Paralelamente, vários equipamentos, programas e sites são usados para vigilância, gravando todas as atitudes / utilizações que o usuário realiza na internet e enviando dados para a NSA, a Agência de Segurança Nacional dos EUA –este foi o tema que, em 2013, polarizou a opinião pública mundial, depois das denúncias de Edward Snowden, ex-agente da NSA –veja, a propósito, o documentário Citizenfour, premiado com o Oscar de melhor documentário em 2015:

 

Estratégias comuns

Algumas estratégias são observadas repetidamente nos projetos de lei que objetivam proteger os monopólios e intimidar ou criminalizar os cidadãos em diferentes países:

  • Introduzir penas absurdas, por longos períodos de tempo

o que vc baixou

Quando se compara as penas propostas em diferentes projetos de lei sobre o uso da internet e a disponibilização de arquivos que estejam sobCopyright ou patente, observa-se, por exemplo que o tempo de reclusão em penitenciária é maior que o previsto para atos de enorme violência, como assassinatos e estupros.

  •  Usar a mesma lei sobre propriedade de bens físicos para bens imateriais

Suponha que um carro foi roubado.

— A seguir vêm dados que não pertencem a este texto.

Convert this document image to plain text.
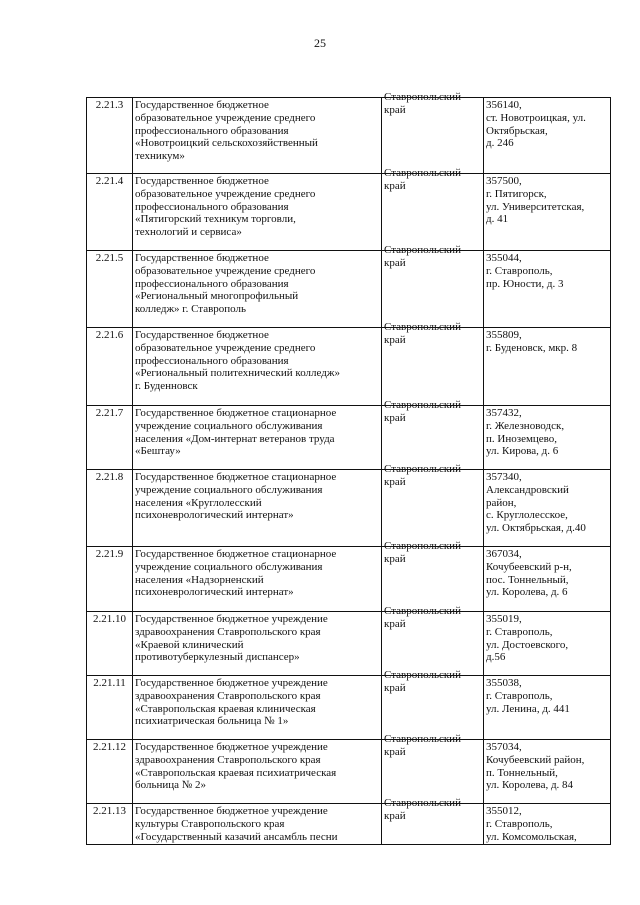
25
2.21.3	Государственное бюджетное
образовательное учреждение среднего
профессионального образования
«Новотроицкий сельскохозяйственный
техникум»	Ставропольский
край	356140,
ст. Новотроицкая, ул.
Октябрьская,
д. 246

2.21.4	Государственное бюджетное
образовательное учреждение среднего
профессионального образования
«Пятигорский техникум торговли,
технологий и сервиса»	Ставропольский
край	357500,
г. Пятигорск,
ул. Университетская,
д. 41

2.21.5	Государственное бюджетное
образовательное учреждение среднего
профессионального образования
«Региональный многопрофильный
колледж» г. Ставрополь	Ставропольский
край	355044,
г. Ставрополь,
пр. Юности, д. 3

2.21.6	Государственное бюджетное
образовательное учреждение среднего
профессионального образования
«Региональный политехнический колледж»
г. Буденновск	Ставропольский
край	355809,
г. Буденовск, мкр. 8

2.21.7	Государственное бюджетное стационарное
учреждение социального обслуживания
населения «Дом-интернат ветеранов труда
«Бештау»	Ставропольский
край	357432,
г. Железноводск,
п. Иноземцево,
ул. Кирова, д. 6

2.21.8	Государственное бюджетное стационарное
учреждение социального обслуживания
населения «Круглолесский
психоневрологический интернат»	Ставропольский
край	357340,
Александровский
район,
с. Круглолесское,
ул. Октябрьская, д.40

2.21.9	Государственное бюджетное стационарное
учреждение социального обслуживания
населения «Надзорненский
психоневрологический интернат»	Ставропольский
край	367034,
Кочубеевский р-н,
пос. Тоннельный,
ул. Королева, д. 6

2.21.10	Государственное бюджетное учреждение
здравоохранения Ставропольского края
«Краевой клинический
противотуберкулезный диспансер»	Ставропольский
край	355019,
г. Ставрополь,
ул. Достоевского,
д.56

2.21.11	Государственное бюджетное учреждение
здравоохранения Ставропольского края
«Ставропольская краевая клиническая
психиатрическая больница № 1»	Ставропольский
край	355038,
г. Ставрополь,
ул. Ленина, д. 441

2.21.12	Государственное бюджетное учреждение
здравоохранения Ставропольского края
«Ставропольская краевая психиатрическая
больница № 2»	Ставропольский
край	357034,
Кочубеевский район,
п. Тоннельный,
ул. Королева, д. 84

2.21.13	Государственное бюджетное учреждение
культуры Ставропольского края
«Государственный казачий ансамбль песни	Ставропольский
край	355012,
г. Ставрополь,
ул. Комсомольская,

Quando o dono o procurar não o encontrará. Só há um carro e ele estará com o ladrão.

Agora suponha que alguém disponibilize um arquivo para cópia. Ao final do procedimento existirão dois arquivos perfeitamente iguais. Nada foi roubado de alguém.

Ou seja, diferentemente do que as propagandas dizem, copiar não é roubar. Bens imateriais não têm a mesma natureza dos bens materiais e lidar com eles não pode ter as mesmas consequências jurídicas.

  •  Prolongar o prazo de validade

tempo para obra entrar em DP

Com a sequência de leis a serviço dos monopólios aprovada ao longo dos anos, hoje até é difícil saber quando uma obra finalmente entrará em domínio público. O monopólio pode ser herdado ou vendido e mesmo após a morte do criador haverá muitas pessoas e empresas interessadas em esticar o prazo.

No gráfico acima, veja como o período de validade do Copyright nos EUA pulou dos trinta anos originais para até 110, hoje

  •  Impedir ou restringir a liberdade de expressão sob vigilância constante

O ser humano não se contenta apenas em ter suas próprias opiniões, mas deseja expressá-las e até convencer as outras pessoas de suas ideias. Evidentemente, o Estado não tem o direito de espionar cidadãos. Muito menos de impedir a livre expressão do pensamento. Ao contrário, deve providenciar os meios para assegurar o gozo da livre e plena manifestação do pensamento, criação e informação, os quais, inclusive, vão determinar o futuro da sociedade.